OTHER LITTLE ANIMALS BESIDES WAHBOOS THE RABBIT—BEING AN ACCOUNT OF MUSQUASH THE MUSK-RAT, SIKAK THE SKUNK, WENUSK THE BADGER, AND OTHERS

I

Musquash the Musk-rat

Every chapter in the trapper's life is not a "stunt."

There are the uneventful days when the trapper seems to do nothing but wander aimlessly through the woods over the prairie along the margin of rush-grown marshy ravines where the stagnant waters lap lazily among the flags, though a feathering of ice begins to rim the quiet pools early in autumn. Unless he is duck-shooting down there in the hidden slough where is a great "quack-quack" of young teals, the trapper may not uncase his gun. For a whole morning he lies idly in the sunlight beside some river where a roundish black head occasionally bobs up only to dive under when it sees the man. Or else he sits by the hour still as a statue on the mossy log of a swamp where a long wriggling—wriggling trail marks the snaky motion of some creature below the amber depths.
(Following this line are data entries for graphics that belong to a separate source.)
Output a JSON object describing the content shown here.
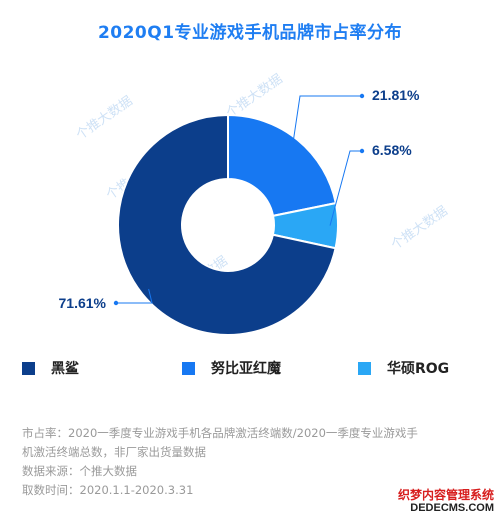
{
  "chart_data": {
    "type": "pie",
    "title": "2020Q1专业游戏手机品牌市占率分布",
    "donut": true,
    "slices": [
      {
        "label": "黑鲨",
        "value": 71.61,
        "display": "71.61%",
        "color": "#0c3e8b"
      },
      {
        "label": "努比亚红魔",
        "value": 21.81,
        "display": "21.81%",
        "color": "#1778f2"
      },
      {
        "label": "华硕ROG",
        "value": 6.58,
        "display": "6.58%",
        "color": "#2aa7f5"
      }
    ],
    "legend_placement": "bottom"
  },
  "notes": [
    "市占率：2020一季度专业游戏手机各品牌激活终端数/2020一季度专业游戏手",
    "机激活终端总数，非厂家出货量数据",
    "数据来源：个推大数据",
    "取数时间：2020.1.1-2020.3.31"
  ],
  "watermark_text": "个推大数据",
  "corner_watermark": {
    "line1": "织梦内容管理系统",
    "line2": "DEDECMS.COM"
  },
  "colors": {
    "title": "#1f7ef2",
    "label_text": "#0c3e8b",
    "leader": "#1778f2"
  }
}
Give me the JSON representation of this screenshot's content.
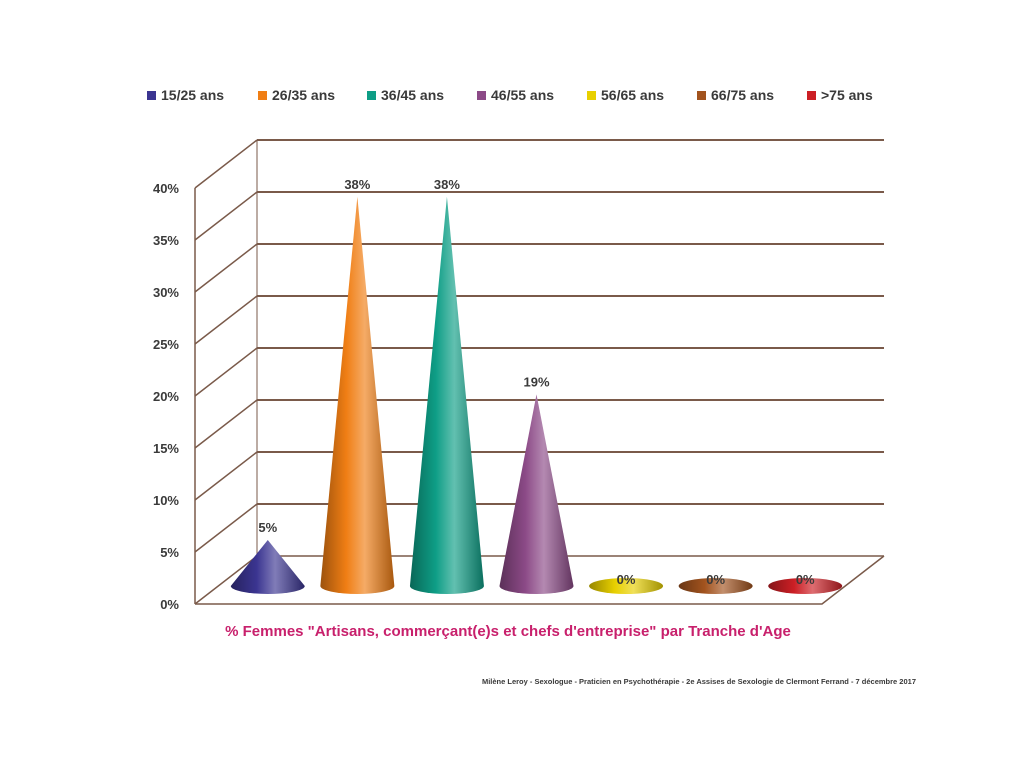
{
  "chart_data": {
    "type": "bar",
    "bar_shape": "cone",
    "categories": [
      "15/25 ans",
      "26/35 ans",
      "36/45 ans",
      "46/55 ans",
      "56/65 ans",
      "66/75 ans",
      ">75 ans"
    ],
    "values": [
      5,
      38,
      38,
      19,
      0,
      0,
      0
    ],
    "value_labels": [
      "5%",
      "38%",
      "38%",
      "19%",
      "0%",
      "0%",
      "0%"
    ],
    "colors": [
      "#3b3591",
      "#f07e14",
      "#0e9e86",
      "#8c4a87",
      "#e8d000",
      "#a2531e",
      "#cc1f25"
    ],
    "ylim": [
      0,
      40
    ],
    "yticks": [
      0,
      5,
      10,
      15,
      20,
      25,
      30,
      35,
      40
    ],
    "ytick_labels": [
      "0%",
      "5%",
      "10%",
      "15%",
      "20%",
      "25%",
      "30%",
      "35%",
      "40%"
    ],
    "legend": {
      "position": "top",
      "entries": [
        "15/25 ans",
        "26/35 ans",
        "36/45 ans",
        "46/55 ans",
        "56/65 ans",
        "66/75 ans",
        ">75 ans"
      ]
    },
    "grid": true,
    "grid_color": "#7a5a4a",
    "caption": "% Femmes \"Artisans, commerçant(e)s et chefs d'entreprise\" par Tranche d'Age",
    "caption_color": "#c8206c"
  },
  "footer": {
    "text": "Milène Leroy - Sexologue - Praticien en Psychothérapie - 2e Assises de Sexologie de Clermont Ferrand - 7 décembre 2017"
  }
}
To the city man whose days are regulated by clockwork and electric trams with the ceaseless iteration of gongs and "step fast there!" such a life seems the type of utter laziness. But the best-learned lessons are those imbibed unconsciously and the keenest pleasures come unsought. Perhaps when the great profit-and-loss account of the hereafter is cast up, the trapper may be found to have a greater sum total of happiness, of usefulness, of real knowledge than the multi-millionaire whose life was one buzzing round of drive and worry and grind. Usually the busy city man has spent nine or ten of the most precious years of his youth in study and travel to learn other men's thoughts for his own life's work. The trapper spends an idle month or two of each year wandering through a wild world learning the technic of his craft at first hand. And the trapper's learning is all done leisurely, calmly, without bluster or drive, just as nature herself carries on the work of her realm.
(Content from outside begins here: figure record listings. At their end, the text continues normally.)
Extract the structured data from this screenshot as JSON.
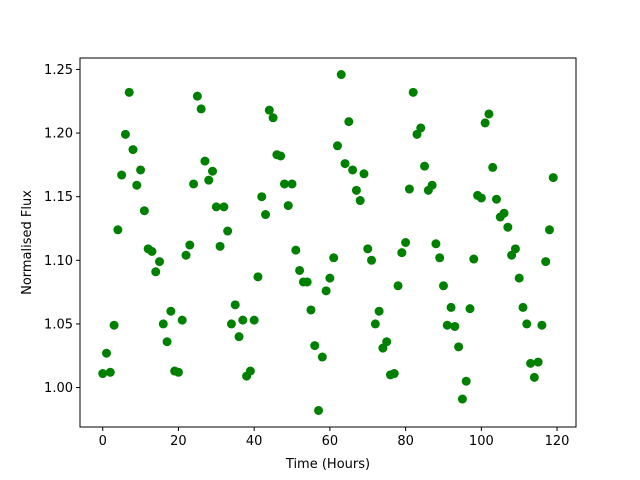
{
  "chart_data": {
    "type": "scatter",
    "xlabel": "Time (Hours)",
    "ylabel": "Normalised Flux",
    "xlim": [
      -6,
      125
    ],
    "ylim": [
      0.969,
      1.259
    ],
    "xticks": [
      0,
      20,
      40,
      60,
      80,
      100,
      120
    ],
    "yticks": [
      1.0,
      1.05,
      1.1,
      1.15,
      1.2,
      1.25
    ],
    "xtick_labels": [
      "0",
      "20",
      "40",
      "60",
      "80",
      "100",
      "120"
    ],
    "ytick_labels": [
      "1.00",
      "1.05",
      "1.10",
      "1.15",
      "1.20",
      "1.25"
    ],
    "grid": false,
    "marker_color": "#008000",
    "series": [
      {
        "x": [
          0,
          1,
          2,
          3,
          4,
          5,
          6,
          7,
          8,
          9,
          10,
          11,
          12,
          13,
          14,
          15,
          16,
          17,
          18,
          19,
          20,
          21,
          22,
          23,
          24,
          25,
          26,
          27,
          28,
          29,
          30,
          31,
          32,
          33,
          34,
          35,
          36,
          37,
          38,
          39,
          40,
          41,
          42,
          43,
          44,
          45,
          46,
          47,
          48,
          49,
          50,
          51,
          52,
          53,
          54,
          55,
          56,
          57,
          58,
          59,
          60,
          61,
          62,
          63,
          64,
          65,
          66,
          67,
          68,
          69,
          70,
          71,
          72,
          73,
          74,
          75,
          76,
          77,
          78,
          79,
          80,
          81,
          82,
          83,
          84,
          85,
          86,
          87,
          88,
          89,
          90,
          91,
          92,
          93,
          94,
          95,
          96,
          97,
          98,
          99,
          100,
          101,
          102,
          103,
          104,
          105,
          106,
          107,
          108,
          109,
          110,
          111,
          112,
          113,
          114,
          115,
          116,
          117,
          118,
          119
        ],
        "y": [
          1.011,
          1.027,
          1.012,
          1.049,
          1.124,
          1.167,
          1.199,
          1.232,
          1.187,
          1.159,
          1.171,
          1.139,
          1.109,
          1.107,
          1.091,
          1.099,
          1.05,
          1.036,
          1.06,
          1.013,
          1.012,
          1.053,
          1.104,
          1.112,
          1.16,
          1.229,
          1.219,
          1.178,
          1.163,
          1.17,
          1.142,
          1.111,
          1.142,
          1.123,
          1.05,
          1.065,
          1.04,
          1.053,
          1.009,
          1.013,
          1.053,
          1.087,
          1.15,
          1.136,
          1.218,
          1.212,
          1.183,
          1.182,
          1.16,
          1.143,
          1.16,
          1.108,
          1.092,
          1.083,
          1.083,
          1.061,
          1.033,
          0.982,
          1.024,
          1.076,
          1.086,
          1.102,
          1.19,
          1.246,
          1.176,
          1.209,
          1.171,
          1.155,
          1.147,
          1.168,
          1.109,
          1.1,
          1.05,
          1.06,
          1.031,
          1.036,
          1.01,
          1.011,
          1.08,
          1.106,
          1.114,
          1.156,
          1.232,
          1.199,
          1.204,
          1.174,
          1.155,
          1.159,
          1.113,
          1.102,
          1.08,
          1.049,
          1.063,
          1.048,
          1.032,
          0.991,
          1.005,
          1.062,
          1.101,
          1.151,
          1.149,
          1.208,
          1.215,
          1.173,
          1.148,
          1.134,
          1.137,
          1.126,
          1.104,
          1.109,
          1.086,
          1.063,
          1.05,
          1.019,
          1.008,
          1.02,
          1.049,
          1.099,
          1.124,
          1.165
        ]
      }
    ]
  }
}
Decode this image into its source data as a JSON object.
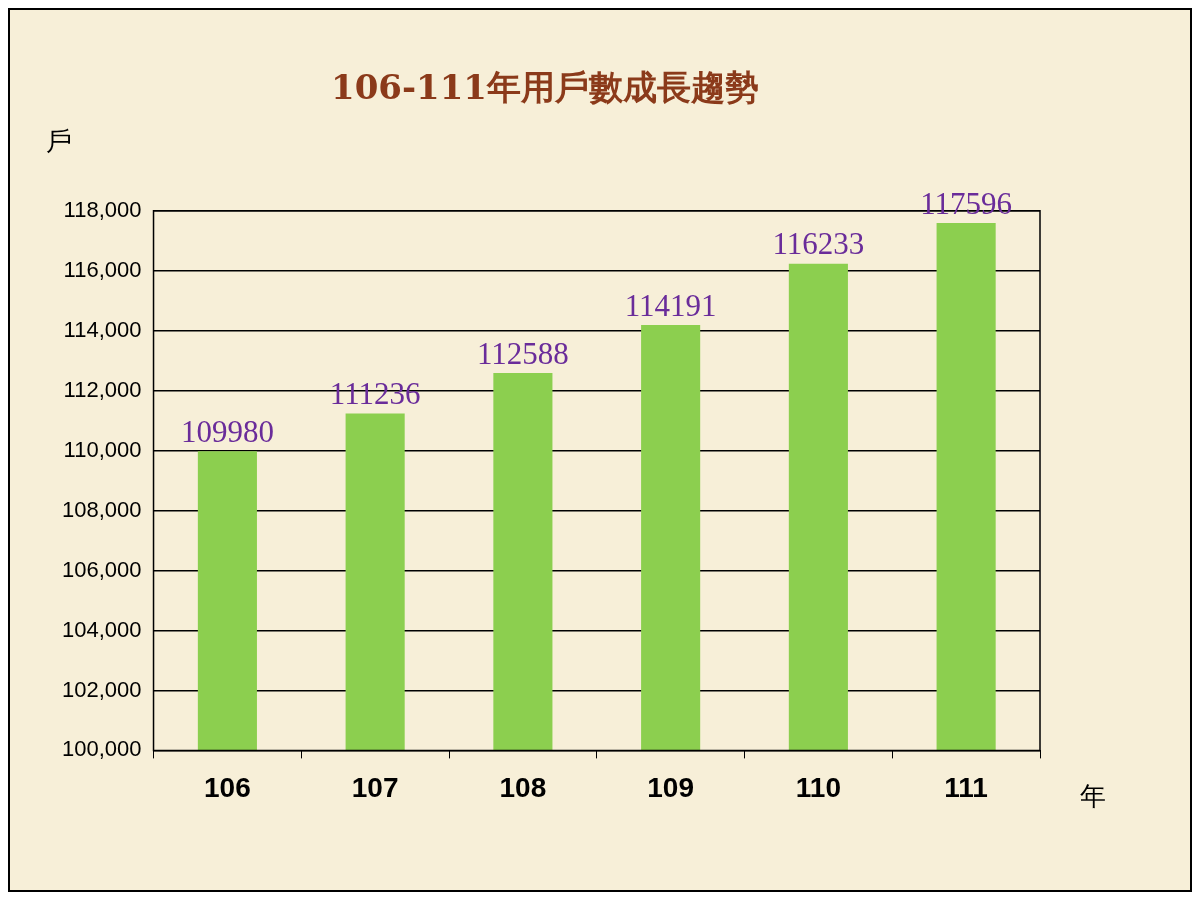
{
  "chart_data": {
    "type": "bar",
    "title": "106-111年用戶數成長趨勢",
    "ylabel": "戶",
    "xlabel": "年",
    "categories": [
      "106",
      "107",
      "108",
      "109",
      "110",
      "111"
    ],
    "series": [
      {
        "color": "#8ccf4f",
        "values": [
          109980,
          111236,
          112588,
          114191,
          116233,
          117596
        ]
      }
    ],
    "ylim": [
      100000,
      118000
    ],
    "yticks": [
      {
        "value": 100000,
        "label": "100,000"
      },
      {
        "value": 102000,
        "label": "102,000"
      },
      {
        "value": 104000,
        "label": "104,000"
      },
      {
        "value": 106000,
        "label": "106,000"
      },
      {
        "value": 108000,
        "label": "108,000"
      },
      {
        "value": 110000,
        "label": "110,000"
      },
      {
        "value": 112000,
        "label": "112,000"
      },
      {
        "value": 114000,
        "label": "114,000"
      },
      {
        "value": 116000,
        "label": "116,000"
      },
      {
        "value": 118000,
        "label": "118,000"
      }
    ],
    "grid": "y",
    "legend": false,
    "data_labels": true
  }
}
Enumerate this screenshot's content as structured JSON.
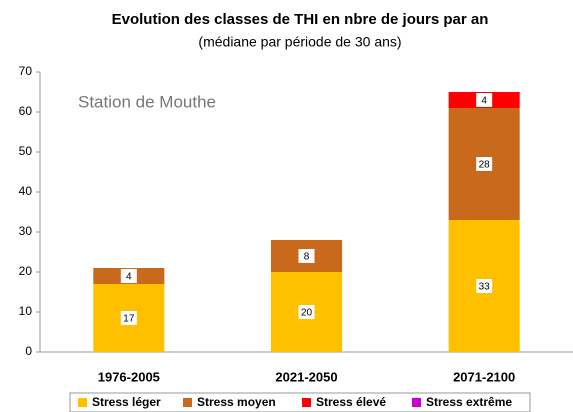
{
  "chart_data": {
    "type": "stacked_bar",
    "title": "Evolution des classes de THI en nbre de jours par an",
    "subtitle": "(médiane par période de 30 ans)",
    "annotation": "Station de Mouthe",
    "categories": [
      "1976-2005",
      "2021-2050",
      "2071-2100"
    ],
    "series": [
      {
        "name": "Stress léger",
        "color": "#ffc000",
        "values": [
          17,
          20,
          33
        ]
      },
      {
        "name": "Stress moyen",
        "color": "#c8691c",
        "values": [
          4,
          8,
          28
        ]
      },
      {
        "name": "Stress élevé",
        "color": "#ff0000",
        "values": [
          null,
          null,
          4
        ]
      },
      {
        "name": "Stress extrême",
        "color": "#cc00cc",
        "values": [
          null,
          null,
          null
        ]
      }
    ],
    "ylim": [
      0,
      70
    ],
    "yticks": [
      0,
      10,
      20,
      30,
      40,
      50,
      60,
      70
    ],
    "grid": false,
    "legend": "bottom"
  }
}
On one of these idle days when the trapper seems to be slouching so lazily over the prarie comes a whiff of dank growth on the crisp autumn air. Like all wild creatures travelling up-wind, the trapper at once heads a windward course. It comes again, just a whiff as if the light green musk-plant were growing somewhere on a dank bank. But ravines are not dank in the clear fall days; and by October the musk-plant has wilted dry. This is a fresh living odour with all the difference between it and dead leaves that there is between June roses and the dried dust of a rose jar. The wind falls. He may not catch the faintest odour of swamp growth again, but he knows there must be stagnant water somewhere in these prairie ravines; and a sense that is part feel, part intuition, part inference from what the wind told of the marsh smell, leads his footsteps down the browned hillside to the soggy bottom of a slough.

A covey of teals—very young, or they would not be so bold—flackers up, wings about with a clatter, then settles again a space farther ahead when the ducks see that the intruder remains so still. The man parts the flags, sits down on a log motionless as the log itself—and watches! Something else had taken alarm from the crunch of the hunter's moccasins through the dry reeds; for a wriggling trail is there, showing where a creature has dived below and is running among the wet under-tangle. Not far off on another log deep in the shade of the highest flags solemnly perches a small prairie-owl. It is almost the russet shade of the dead log. It hunches up and blinks stupidly at all this noise in the swamp.

"Oho," thinks the trapper, "so I've disturbed a still hunt," and he sits if anything stiller than ever, only stooping to lay his gun down and pick up a stone.

At first there is nothing but the quacking of the ducks at the far end of the swamp. A lapping of the water against the brittle flags and a water-snake has splashed away to some dark haunt. The whisky-jack calls out officious note from a topmost bough, as much as to say: "It's all right! Me—me!—I'm always there!—I've investigated!—it's all right!—he's quite harmless!" And away goes the jay on business of state among the gopher mounds.